Do I Really Have to Wear an Ugly Christmas Sweater?
I was invited to an ugly Christmas sweater party, but the sweaters always struck me as waste of money and bad for the environment. And I don’t own one. Am I allowed to sit this dress code out, or does that make me a Grinch? — Tom, Kansas City, Mo.
It may be time to redefine the Ugly Christmas Sweater, or U.C.S. (Let’s just go with the abbreviation.) After all, the styles we now consider typical for such garments — synthetic creations in the worst versions of red and green bedecked in holiday clichés — are effectively the equivalent of wardrobe tchotchkes. But they didn’t start out that way!
The “jingle bell sweater” first appeared on shelves in the 1940s and 1950s, and was mostly a sincere attempt to add some (OK, kinda cheesy) snowflake- or reindeer-adjacent themed cheer into a knit. The ironic versions we now know really began to take off in the 1980s, thanks to Cliff Huxtable’s signature bad sweaters in “The Cosby Show” and to the 1989 movie “National Lampoon’s Christmas Vacation.”
In 2001 came “Bridget Jones’s Diary” and Colin Firth’s unforgettable entrance as Mark Darcy in a crew neck featuring a life-size reindeer face on the front. A year later, according to the “Ugly Christmas Sweater Party Book: The Definitive Guide to Getting Your Ugly On,” the Ugly Christmas Sweater Party (U.C.S.P.) was born.
At this stage, however, it’s all starting to seem a little less fun — and funny. Ugly sweaters have become one of the worst examples of disposable fashion: made, essentially, to be almost never worn, and most likely discarded, while at the same time being generally not recyclable (all that acrylic). Yet, this time of year, it often seems that even consumers who would not usually engage with fast fashion are welcoming its wares and starting to think, The cheaper, the better. Perhaps, because of that, the U.C.S., as well as its related parties, persist.
Given that one of the rules of parties is that, out of respect for the hosts, you should equally respect the dress code, what to do?
Consider the guiding principle of the U.C.S.P. If the idea is to spread cheer by lessening the burden of dressing up for the holidays and poking a little fun at tradition, and one’s self, in a way everyone can do with no consideration for age or gender (all good things), then in theory, you could dress for a U.C.S.P. without actually wearing a classically U.C.S.

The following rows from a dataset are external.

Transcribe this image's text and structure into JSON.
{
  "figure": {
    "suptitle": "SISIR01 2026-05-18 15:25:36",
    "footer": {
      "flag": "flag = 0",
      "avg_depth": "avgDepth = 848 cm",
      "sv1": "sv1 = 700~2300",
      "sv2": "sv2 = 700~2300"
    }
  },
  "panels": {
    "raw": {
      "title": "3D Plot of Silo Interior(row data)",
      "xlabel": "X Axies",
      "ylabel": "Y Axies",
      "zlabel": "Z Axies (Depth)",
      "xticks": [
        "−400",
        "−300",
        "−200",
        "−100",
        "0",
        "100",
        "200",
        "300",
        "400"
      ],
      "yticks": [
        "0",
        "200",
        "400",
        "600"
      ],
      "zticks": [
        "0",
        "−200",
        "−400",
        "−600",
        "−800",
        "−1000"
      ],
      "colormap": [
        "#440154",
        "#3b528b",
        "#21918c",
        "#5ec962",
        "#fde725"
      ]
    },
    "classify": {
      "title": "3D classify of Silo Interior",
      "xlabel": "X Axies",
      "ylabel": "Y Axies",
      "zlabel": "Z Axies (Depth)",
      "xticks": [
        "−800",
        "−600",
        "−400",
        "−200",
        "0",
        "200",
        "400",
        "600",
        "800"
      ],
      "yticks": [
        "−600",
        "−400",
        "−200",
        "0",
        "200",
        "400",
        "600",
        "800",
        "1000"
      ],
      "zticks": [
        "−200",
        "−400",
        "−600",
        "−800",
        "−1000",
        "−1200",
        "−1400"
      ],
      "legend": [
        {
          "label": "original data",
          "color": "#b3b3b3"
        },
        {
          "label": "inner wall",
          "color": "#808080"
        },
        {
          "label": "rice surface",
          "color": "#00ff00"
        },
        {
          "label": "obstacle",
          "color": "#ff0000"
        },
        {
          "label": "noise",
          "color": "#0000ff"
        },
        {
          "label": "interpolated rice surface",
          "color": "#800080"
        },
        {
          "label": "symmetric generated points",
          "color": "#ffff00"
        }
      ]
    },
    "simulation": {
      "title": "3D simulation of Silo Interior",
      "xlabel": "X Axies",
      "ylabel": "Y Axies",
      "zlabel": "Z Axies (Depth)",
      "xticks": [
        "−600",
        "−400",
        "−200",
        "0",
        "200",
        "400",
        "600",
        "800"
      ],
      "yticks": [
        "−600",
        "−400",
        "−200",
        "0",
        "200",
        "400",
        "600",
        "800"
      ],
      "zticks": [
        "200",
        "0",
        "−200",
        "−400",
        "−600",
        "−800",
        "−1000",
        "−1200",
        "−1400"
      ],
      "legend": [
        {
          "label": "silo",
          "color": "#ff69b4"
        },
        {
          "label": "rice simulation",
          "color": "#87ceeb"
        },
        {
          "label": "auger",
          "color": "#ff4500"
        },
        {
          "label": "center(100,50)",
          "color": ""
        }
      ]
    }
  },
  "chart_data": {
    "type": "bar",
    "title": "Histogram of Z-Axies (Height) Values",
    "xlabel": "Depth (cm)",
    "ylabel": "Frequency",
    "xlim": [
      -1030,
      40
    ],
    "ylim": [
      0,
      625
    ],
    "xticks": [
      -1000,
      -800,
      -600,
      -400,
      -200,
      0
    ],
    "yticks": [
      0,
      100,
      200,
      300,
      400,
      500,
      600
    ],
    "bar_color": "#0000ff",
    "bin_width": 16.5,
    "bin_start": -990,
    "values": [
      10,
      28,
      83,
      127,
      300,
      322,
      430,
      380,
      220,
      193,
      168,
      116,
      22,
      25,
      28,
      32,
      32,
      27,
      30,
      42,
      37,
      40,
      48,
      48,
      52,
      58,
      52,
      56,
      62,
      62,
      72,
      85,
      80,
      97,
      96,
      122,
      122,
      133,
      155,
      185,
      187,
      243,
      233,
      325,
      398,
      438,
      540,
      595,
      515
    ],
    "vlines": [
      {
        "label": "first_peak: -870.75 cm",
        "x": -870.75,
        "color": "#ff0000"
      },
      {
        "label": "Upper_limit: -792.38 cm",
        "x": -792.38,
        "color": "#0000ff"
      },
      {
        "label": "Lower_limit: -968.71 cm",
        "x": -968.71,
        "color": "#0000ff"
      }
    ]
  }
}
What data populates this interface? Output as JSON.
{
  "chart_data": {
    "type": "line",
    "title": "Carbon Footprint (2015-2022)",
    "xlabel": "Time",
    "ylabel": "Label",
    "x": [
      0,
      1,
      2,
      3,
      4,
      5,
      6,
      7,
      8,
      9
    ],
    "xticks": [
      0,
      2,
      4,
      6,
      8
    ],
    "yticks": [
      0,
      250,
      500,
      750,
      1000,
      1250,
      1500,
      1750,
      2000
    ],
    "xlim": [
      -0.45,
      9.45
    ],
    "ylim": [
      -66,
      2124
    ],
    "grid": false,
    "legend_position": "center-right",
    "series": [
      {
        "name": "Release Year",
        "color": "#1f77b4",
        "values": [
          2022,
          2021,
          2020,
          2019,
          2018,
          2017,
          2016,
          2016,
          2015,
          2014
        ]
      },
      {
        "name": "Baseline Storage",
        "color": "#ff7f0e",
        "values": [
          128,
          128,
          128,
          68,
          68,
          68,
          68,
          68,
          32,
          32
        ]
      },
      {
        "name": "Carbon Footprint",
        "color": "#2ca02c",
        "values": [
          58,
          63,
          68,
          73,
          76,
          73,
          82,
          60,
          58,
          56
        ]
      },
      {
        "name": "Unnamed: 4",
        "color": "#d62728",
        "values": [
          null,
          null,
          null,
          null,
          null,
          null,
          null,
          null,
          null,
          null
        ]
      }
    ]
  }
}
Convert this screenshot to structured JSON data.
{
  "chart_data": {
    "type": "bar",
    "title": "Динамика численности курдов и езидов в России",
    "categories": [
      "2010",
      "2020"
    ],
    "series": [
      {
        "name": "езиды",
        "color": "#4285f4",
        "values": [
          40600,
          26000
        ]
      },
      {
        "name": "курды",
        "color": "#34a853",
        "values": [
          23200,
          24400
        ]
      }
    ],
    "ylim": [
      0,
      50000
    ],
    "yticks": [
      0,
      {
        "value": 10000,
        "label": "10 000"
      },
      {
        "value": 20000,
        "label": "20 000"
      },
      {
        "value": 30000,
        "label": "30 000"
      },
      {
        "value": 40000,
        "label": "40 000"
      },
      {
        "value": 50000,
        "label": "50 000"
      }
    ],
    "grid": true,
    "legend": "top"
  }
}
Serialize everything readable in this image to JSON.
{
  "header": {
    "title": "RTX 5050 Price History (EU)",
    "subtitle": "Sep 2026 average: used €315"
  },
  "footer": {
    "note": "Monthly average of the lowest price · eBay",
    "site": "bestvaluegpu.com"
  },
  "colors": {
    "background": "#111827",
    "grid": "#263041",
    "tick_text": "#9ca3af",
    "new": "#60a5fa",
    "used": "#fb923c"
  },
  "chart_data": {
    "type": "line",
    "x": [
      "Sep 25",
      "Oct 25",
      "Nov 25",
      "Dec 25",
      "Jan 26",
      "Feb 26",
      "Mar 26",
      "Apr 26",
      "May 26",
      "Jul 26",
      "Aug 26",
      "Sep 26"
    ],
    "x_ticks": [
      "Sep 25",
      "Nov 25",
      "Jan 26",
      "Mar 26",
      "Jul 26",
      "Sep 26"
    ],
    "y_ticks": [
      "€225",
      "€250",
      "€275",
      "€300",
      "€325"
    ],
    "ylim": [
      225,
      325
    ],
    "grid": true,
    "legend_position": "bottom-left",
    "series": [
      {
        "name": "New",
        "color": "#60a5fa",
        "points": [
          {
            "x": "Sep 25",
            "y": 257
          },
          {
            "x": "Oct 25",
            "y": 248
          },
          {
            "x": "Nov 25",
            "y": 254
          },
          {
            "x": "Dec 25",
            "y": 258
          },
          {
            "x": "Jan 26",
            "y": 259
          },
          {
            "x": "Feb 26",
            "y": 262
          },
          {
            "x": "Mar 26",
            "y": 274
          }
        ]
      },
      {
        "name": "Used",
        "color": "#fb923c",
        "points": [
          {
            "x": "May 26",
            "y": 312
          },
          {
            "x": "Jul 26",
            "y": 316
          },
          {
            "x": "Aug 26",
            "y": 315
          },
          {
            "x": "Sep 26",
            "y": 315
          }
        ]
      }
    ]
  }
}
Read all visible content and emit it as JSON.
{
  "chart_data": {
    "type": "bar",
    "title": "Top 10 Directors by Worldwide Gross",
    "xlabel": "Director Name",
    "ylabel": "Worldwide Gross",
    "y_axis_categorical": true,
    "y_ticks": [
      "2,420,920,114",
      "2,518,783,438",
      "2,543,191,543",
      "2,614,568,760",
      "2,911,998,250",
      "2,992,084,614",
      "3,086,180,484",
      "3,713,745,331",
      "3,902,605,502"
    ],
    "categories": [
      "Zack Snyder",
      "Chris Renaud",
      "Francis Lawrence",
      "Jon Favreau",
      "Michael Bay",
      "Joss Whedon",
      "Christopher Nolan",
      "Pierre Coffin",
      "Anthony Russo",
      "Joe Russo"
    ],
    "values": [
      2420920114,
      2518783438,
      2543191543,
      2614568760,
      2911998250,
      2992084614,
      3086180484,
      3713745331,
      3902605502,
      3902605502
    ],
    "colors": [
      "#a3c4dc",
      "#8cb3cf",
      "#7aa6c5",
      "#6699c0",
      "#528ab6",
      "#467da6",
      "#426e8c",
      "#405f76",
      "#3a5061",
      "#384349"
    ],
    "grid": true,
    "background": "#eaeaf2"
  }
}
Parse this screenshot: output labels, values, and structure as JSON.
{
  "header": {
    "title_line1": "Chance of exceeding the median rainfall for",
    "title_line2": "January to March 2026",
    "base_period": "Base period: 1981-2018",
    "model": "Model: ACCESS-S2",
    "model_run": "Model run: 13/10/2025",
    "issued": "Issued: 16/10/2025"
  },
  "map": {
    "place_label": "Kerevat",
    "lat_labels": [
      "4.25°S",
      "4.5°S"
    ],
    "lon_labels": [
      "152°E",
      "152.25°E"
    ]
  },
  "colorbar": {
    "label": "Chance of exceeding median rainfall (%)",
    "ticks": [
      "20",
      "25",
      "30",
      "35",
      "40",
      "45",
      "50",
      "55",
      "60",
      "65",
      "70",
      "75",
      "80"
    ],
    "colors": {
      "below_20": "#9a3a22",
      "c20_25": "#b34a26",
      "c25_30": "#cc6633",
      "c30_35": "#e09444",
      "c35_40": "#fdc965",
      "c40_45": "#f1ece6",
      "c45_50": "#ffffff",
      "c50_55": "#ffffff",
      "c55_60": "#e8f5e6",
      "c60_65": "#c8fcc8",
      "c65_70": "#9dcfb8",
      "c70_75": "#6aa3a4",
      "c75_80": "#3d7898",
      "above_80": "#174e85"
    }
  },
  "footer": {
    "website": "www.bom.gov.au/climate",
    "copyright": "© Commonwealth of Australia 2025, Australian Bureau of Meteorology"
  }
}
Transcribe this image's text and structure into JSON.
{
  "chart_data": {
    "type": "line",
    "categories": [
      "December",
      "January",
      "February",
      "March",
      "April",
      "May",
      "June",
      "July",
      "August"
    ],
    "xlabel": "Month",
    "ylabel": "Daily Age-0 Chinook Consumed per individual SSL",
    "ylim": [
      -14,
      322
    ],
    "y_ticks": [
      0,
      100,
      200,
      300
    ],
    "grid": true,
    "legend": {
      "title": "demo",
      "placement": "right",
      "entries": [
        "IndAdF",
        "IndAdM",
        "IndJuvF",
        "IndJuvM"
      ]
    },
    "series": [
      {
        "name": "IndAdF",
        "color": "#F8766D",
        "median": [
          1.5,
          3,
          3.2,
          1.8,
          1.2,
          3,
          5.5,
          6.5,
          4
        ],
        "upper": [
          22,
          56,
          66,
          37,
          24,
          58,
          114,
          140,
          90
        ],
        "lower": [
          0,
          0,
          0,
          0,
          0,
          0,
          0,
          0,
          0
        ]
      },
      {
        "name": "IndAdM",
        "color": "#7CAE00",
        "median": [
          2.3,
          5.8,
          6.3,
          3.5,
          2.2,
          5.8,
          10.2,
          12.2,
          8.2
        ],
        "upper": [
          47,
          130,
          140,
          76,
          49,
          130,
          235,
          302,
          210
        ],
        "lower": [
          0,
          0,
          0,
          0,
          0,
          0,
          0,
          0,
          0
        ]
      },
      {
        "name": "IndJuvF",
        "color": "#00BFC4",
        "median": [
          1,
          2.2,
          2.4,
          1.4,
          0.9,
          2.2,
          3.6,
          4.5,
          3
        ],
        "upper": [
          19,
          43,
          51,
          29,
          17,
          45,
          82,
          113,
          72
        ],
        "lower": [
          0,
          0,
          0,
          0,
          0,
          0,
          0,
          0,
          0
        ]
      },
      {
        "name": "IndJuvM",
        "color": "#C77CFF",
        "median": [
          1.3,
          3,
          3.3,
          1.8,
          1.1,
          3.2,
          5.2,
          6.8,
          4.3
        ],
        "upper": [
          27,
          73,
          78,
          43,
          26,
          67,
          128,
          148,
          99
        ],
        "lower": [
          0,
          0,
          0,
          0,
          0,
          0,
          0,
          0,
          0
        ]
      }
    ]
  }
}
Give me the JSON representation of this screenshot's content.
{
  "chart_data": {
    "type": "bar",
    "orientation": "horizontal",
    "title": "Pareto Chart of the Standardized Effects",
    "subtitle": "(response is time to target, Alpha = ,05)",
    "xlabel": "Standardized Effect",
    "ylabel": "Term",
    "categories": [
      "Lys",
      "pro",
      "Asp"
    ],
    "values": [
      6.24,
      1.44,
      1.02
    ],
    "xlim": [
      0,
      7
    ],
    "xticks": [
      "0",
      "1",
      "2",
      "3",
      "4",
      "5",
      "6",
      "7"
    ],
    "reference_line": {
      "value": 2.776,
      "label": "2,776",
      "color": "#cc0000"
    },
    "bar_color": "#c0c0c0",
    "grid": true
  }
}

For example, I recently went to a U.C.S.P. where, among the revelers, there was one man who simply selected the loudest sweater in his closet (it was a striped number). Another went with a sweater that had been a meal for moths, calling it his “holey” sweater. Personally, I wore a fuzzy silver knit and told everyone I was tinsel.
That brings me to the D.I.Y. U.C.S., a temporary version that involves pinning Christmas ornaments onto a plain cotton sweater or sweatshirt, which could lead you in all sorts of fun, crafty directions. Or you could hold a U.C.S.P. pregame swap in which, rather than buying new ugly sweaters, you trade an old U.C.S. for someone else’s, a cashless form of shopping that prioritizes existing ugly sweaters over new ones. (Extending the life cycle of clothes is one of the most effective things that all of us can do to combat fashion’s role in climate change.) One person’s U.C.S. could be another person’s perfect holiday gift.
The point is: Keep the spirit alive, but update the substance. It’s one way to have your fruitcake and eat it too.